I Can’t Be The Only One Who Has Done This?

Love is never boastful or proud. Love does not strut; it doesn’t have a swelled head. ~1 Corinthians 13

I would never confess to having a swelled head, but when I carefully inspect my life, my heart, and my motives, the sad truth is, I do. My pride can present itself in many ways, but it has taken up permanent residence in the areas of parenting and housework. I assume that my way is the only right way to do things and I give little regards to my husband’s preferences, desires, or suggestions.

Being a mom to five children (all five-years old or younger), we have a lot of sippy cups in our house. I am fully aware that you can mix and match the tops with the bottom, but the fact is, it just makes sense to have all the colors coordinate properly. Having the blue lid on the blue cup, and the green lid on the green cup is, to me, a little bit of order in this world of chaos. My husband, on the other hand, tends to think that you should grab the first lid and the first cup that you find and slap them together… colors, to him, are a non-factor.

I accepted his simple little way of unloading the dishwasher for a while, but after a few weeks the mix-matched colors were seriously grating on my nerves and I had an overwhelming desire to educate him on the proper way of putting the cups away. So, with a smile on my face, I told him, “For future reference: the green lid goes on the green cup and the blue lid goes on the blue cup.” All the while, not realizing that I communicated to him, “I have a swelled head because I think my way is better than your way.”

Love is never boastful or proud. Love does not strut; it doesn’t have a swelled head. ~1 Corinthians 13

Over the summer, we took a family trip to an amusement park. In preparation, my husband bought all of our children new swim shoes so that they wouldn’t burn their little toes on the hot concrete near the pool. At the crowded park, we were in the hectic process of getting everyone ready when I noticed my husband struggling to get the new water shoes on my 16-month-old son. I quickly asked him if he needed my help – he shook his head but continued the struggle. After a while, with no success, my husband said,

“They only had 12-month shoes or 24-month shoes at the store… the 24-month ones just looked too big, but I guess I bought wrong.”

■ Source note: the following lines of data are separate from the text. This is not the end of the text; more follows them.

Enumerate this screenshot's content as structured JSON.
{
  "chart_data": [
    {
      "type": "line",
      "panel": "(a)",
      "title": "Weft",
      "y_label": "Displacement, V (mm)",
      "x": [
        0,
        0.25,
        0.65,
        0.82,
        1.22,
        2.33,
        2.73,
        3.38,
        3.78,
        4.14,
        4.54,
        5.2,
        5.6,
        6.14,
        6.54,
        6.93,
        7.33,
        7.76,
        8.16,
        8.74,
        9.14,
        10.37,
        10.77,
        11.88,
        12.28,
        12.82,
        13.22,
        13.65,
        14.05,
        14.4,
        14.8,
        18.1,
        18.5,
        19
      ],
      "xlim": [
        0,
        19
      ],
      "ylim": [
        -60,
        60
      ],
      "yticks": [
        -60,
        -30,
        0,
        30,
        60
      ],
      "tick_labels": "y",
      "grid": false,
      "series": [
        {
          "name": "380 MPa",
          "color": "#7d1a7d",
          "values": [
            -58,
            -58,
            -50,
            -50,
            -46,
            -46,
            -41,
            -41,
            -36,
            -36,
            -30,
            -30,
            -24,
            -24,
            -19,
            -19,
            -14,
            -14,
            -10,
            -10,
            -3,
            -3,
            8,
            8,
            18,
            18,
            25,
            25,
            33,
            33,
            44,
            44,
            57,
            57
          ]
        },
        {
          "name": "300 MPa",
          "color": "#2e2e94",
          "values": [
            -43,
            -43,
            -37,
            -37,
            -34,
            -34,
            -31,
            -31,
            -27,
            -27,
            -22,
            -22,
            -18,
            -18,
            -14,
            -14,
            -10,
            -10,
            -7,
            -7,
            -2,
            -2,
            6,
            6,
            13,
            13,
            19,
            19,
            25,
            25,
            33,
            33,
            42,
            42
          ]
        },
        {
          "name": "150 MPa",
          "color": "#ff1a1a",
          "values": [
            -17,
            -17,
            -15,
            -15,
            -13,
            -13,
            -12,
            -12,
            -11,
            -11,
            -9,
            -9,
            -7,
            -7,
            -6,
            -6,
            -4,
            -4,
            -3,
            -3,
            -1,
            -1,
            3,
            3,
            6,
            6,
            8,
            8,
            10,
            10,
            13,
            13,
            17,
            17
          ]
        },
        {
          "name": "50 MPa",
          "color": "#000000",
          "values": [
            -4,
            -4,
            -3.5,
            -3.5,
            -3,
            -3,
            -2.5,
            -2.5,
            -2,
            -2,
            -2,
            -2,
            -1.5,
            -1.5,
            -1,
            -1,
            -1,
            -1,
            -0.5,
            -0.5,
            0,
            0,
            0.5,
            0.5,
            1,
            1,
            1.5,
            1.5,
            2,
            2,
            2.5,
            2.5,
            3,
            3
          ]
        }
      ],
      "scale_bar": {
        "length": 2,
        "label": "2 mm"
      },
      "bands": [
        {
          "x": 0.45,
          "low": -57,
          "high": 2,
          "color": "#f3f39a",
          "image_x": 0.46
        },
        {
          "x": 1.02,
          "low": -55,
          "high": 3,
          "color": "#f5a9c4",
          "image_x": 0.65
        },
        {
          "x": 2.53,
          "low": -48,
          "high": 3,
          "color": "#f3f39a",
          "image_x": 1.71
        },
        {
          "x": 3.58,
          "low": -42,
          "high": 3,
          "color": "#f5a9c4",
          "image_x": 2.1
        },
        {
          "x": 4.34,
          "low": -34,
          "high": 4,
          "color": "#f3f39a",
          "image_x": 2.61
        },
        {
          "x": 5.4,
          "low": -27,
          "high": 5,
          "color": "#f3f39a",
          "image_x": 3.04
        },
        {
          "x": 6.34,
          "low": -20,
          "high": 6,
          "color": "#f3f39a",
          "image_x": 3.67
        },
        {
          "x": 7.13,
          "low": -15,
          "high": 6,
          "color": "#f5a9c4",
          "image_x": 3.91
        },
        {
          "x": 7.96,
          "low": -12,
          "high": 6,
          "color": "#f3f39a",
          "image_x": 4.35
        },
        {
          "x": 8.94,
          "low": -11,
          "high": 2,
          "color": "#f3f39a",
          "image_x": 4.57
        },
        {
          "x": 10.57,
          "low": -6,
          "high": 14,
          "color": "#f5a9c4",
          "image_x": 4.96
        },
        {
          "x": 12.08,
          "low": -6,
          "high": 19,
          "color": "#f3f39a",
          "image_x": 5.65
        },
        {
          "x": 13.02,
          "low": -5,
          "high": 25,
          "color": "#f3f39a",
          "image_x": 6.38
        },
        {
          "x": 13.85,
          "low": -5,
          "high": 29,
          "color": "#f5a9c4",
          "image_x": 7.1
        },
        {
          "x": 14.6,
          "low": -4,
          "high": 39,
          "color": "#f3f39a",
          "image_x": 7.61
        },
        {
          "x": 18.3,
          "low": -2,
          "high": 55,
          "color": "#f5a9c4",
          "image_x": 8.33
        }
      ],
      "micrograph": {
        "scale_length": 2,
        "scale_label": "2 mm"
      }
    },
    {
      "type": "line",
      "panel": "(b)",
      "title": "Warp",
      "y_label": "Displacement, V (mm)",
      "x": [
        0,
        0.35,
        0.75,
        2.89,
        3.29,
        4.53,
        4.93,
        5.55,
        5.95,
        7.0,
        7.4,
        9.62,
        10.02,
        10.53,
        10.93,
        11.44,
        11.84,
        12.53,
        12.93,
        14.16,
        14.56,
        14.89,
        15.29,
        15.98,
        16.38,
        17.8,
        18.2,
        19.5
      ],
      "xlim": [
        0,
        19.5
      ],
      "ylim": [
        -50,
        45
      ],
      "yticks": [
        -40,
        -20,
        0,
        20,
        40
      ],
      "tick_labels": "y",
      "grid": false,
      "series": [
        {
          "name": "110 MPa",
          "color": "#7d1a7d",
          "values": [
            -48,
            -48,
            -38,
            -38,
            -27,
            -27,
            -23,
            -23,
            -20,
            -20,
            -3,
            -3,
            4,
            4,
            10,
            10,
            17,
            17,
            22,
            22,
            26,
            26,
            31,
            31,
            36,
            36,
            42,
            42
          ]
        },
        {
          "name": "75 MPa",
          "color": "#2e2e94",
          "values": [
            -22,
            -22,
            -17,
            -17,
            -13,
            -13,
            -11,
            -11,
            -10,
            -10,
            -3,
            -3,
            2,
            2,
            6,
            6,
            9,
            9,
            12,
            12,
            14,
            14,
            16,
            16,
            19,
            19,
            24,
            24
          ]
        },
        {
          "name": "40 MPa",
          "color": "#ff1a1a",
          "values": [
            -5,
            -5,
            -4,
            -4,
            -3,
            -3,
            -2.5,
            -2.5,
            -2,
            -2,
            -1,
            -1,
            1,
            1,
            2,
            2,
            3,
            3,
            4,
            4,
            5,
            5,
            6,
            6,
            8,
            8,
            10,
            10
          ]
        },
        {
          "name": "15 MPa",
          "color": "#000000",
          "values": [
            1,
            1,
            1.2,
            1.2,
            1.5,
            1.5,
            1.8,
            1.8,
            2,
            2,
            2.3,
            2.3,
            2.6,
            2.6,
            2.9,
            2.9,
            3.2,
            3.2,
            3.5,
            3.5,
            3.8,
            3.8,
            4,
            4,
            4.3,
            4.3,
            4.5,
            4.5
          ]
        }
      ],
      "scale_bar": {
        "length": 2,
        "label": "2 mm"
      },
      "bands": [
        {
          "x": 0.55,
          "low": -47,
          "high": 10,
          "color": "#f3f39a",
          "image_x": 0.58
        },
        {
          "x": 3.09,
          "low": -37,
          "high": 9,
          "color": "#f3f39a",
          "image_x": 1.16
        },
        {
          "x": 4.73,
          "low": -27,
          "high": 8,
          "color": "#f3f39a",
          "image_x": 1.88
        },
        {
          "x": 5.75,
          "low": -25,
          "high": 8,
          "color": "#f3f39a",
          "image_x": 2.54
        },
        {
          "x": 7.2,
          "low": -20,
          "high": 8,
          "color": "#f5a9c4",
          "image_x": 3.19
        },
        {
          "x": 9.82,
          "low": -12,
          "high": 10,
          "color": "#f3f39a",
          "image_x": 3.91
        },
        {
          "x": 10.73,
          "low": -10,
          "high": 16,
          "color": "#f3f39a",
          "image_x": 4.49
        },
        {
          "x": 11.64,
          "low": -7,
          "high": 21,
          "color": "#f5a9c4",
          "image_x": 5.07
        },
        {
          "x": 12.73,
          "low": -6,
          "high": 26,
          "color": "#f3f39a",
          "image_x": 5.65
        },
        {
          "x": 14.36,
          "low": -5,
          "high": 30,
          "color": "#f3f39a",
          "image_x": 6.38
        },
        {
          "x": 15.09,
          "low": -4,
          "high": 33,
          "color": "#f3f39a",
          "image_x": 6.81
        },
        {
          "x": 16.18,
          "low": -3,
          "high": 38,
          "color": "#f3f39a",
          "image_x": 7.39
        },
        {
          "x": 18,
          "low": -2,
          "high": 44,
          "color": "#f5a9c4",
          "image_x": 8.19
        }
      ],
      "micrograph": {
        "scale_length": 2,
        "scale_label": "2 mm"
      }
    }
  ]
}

(In complete disgust) “WAIT! You bought him the 12-month shoes?”

“Yeah…”

(In the most-condescending voice) “Oh, I totally would have gotten the 24-month ones.”

Clearly, my husband was demonstrating humility by admitting that he bought the wrong size shoes, and I thought that would be an appropriate time to boastfully proclaim that I would have made the right choice.

Love is never boastful or proud. Love does not strut; it doesn’t have a swelled head. ~1 Corinthians 13

Then there are the hidden times when my swelled head is more a matter of my heart. I can be manipulative and controlling in order to communicate that I am right, and my husband is wrong. I can quickly assume the worst about my husband because I know his areas of weaknesses rather than focus on my sin.I-cant-be-the-only-one

I often have the mindset of, “I’ll change when he changes.” “I’ll apologize after he apologizes” “I’ll submit when he leads.”

Sadly, I do indeed have a swelled head. My pride hinders my marriage and distorts my ability to love my husband as 1 Corinthians 13 defines love. To be the wife God is calling me to be, I must put to death my arrogance in order to fully love my husband without assuming my way is automatically better than his.

Do you have any areas where you assume that your way is the best way? How would your husband answer that question?